The Dutch are the second NATO ally to suspend arms sales to Turkey after Norway announced the same on Thursday. 

"Given that the situation is complex and changing quickly, the foreign ministry as a precautionary measure will not handle any new demands for exports of defence material or material for multiple uses... to Turkey," Norwegian Foreign Minister Ine Eriksen Soreide said in an email to AFP.

Also read: Turkey in clampdown of critics of 'Operation Spring of Peace' Syria campaign

An increasing number of states have condemned Turkey’s actions in Syria. Fellow NATO allies France, Italy, and the Netherlands summoned their respective Turkish ambassadors to voice their concerns, while US Senators have proposed tough sanctions against Ankara.

French President Emmanuel Macron urged Turkey to end its operation as quickly as possible, saying Ankara was putting "millions of people at humanitarian risk".

He added that the SDF is "responsible in front of the international community for helping [the Islamic State group] in build its Caliphate".

Turkish President Recep Tayyip Erdogan has reacted strongly to the international criticism, threatening to "flood Europe" with refugees if it termed Turkey's offensive as an "invasion".

Turkey currently hosts 3.6 million refugees from the eight-year conflict in Syria - the highest number in the world. 

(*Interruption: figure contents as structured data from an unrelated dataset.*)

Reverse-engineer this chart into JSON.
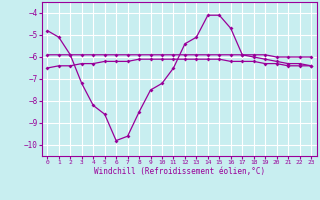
{
  "xlabel": "Windchill (Refroidissement éolien,°C)",
  "background_color": "#c8eef0",
  "line_color": "#990099",
  "grid_color": "#ffffff",
  "hours": [
    0,
    1,
    2,
    3,
    4,
    5,
    6,
    7,
    8,
    9,
    10,
    11,
    12,
    13,
    14,
    15,
    16,
    17,
    18,
    19,
    20,
    21,
    22,
    23
  ],
  "windchill": [
    -4.8,
    -5.1,
    -5.9,
    -7.2,
    -8.2,
    -8.6,
    -9.8,
    -9.6,
    -8.5,
    -7.5,
    -7.2,
    -6.5,
    -5.4,
    -5.1,
    -4.1,
    -4.1,
    -4.7,
    -5.9,
    -6.0,
    -6.1,
    -6.2,
    -6.3,
    -6.3,
    -6.4
  ],
  "temp_line": [
    -5.9,
    -5.9,
    -5.9,
    -5.9,
    -5.9,
    -5.9,
    -5.9,
    -5.9,
    -5.9,
    -5.9,
    -5.9,
    -5.9,
    -5.9,
    -5.9,
    -5.9,
    -5.9,
    -5.9,
    -5.9,
    -5.9,
    -5.9,
    -6.0,
    -6.0,
    -6.0,
    -6.0
  ],
  "avg_line": [
    -6.5,
    -6.4,
    -6.4,
    -6.3,
    -6.3,
    -6.2,
    -6.2,
    -6.2,
    -6.1,
    -6.1,
    -6.1,
    -6.1,
    -6.1,
    -6.1,
    -6.1,
    -6.1,
    -6.2,
    -6.2,
    -6.2,
    -6.3,
    -6.3,
    -6.4,
    -6.4,
    -6.4
  ],
  "ylim": [
    -10.5,
    -3.5
  ],
  "yticks": [
    -10,
    -9,
    -8,
    -7,
    -6,
    -5,
    -4
  ],
  "xlim": [
    -0.5,
    23.5
  ],
  "xticks": [
    0,
    1,
    2,
    3,
    4,
    5,
    6,
    7,
    8,
    9,
    10,
    11,
    12,
    13,
    14,
    15,
    16,
    17,
    18,
    19,
    20,
    21,
    22,
    23
  ],
  "figsize": [
    3.2,
    2.0
  ],
  "dpi": 100
}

Turkey's offensive has raised fears of a new humanitarian crisis in the region and concerns that thousands of militants from the Islamic State group could use the offensive as an opportunity to escape.

The operation has so far focused on the towns of Tal Abyad and Ras Al-Ain, and President Erdogan has said that 109 "militants" have been killed.

Turkey has suffered casualties of its own, when five people - including one baby - were killed in suspected Kurdish shelling in the Turkish towns of Akcakale and Ceylanpinar.

Dubbed "Operation Spring of Peace", Ankara's offensive in northern Syria began Thursday with the aim of creating a 150km long and 25km deep "safe zone" on the other side of the Turkish border, currently occupied by the SDF.

This would provide Turkey with a buffer zone and allow for the repatriation of the country's three million Syrian refugees, Ankara claims.

Turkish bombing has hit towns in northern Syria, while a ground offensive by Ankara's proxy forces have so far seen a number of Syrian border villages captured.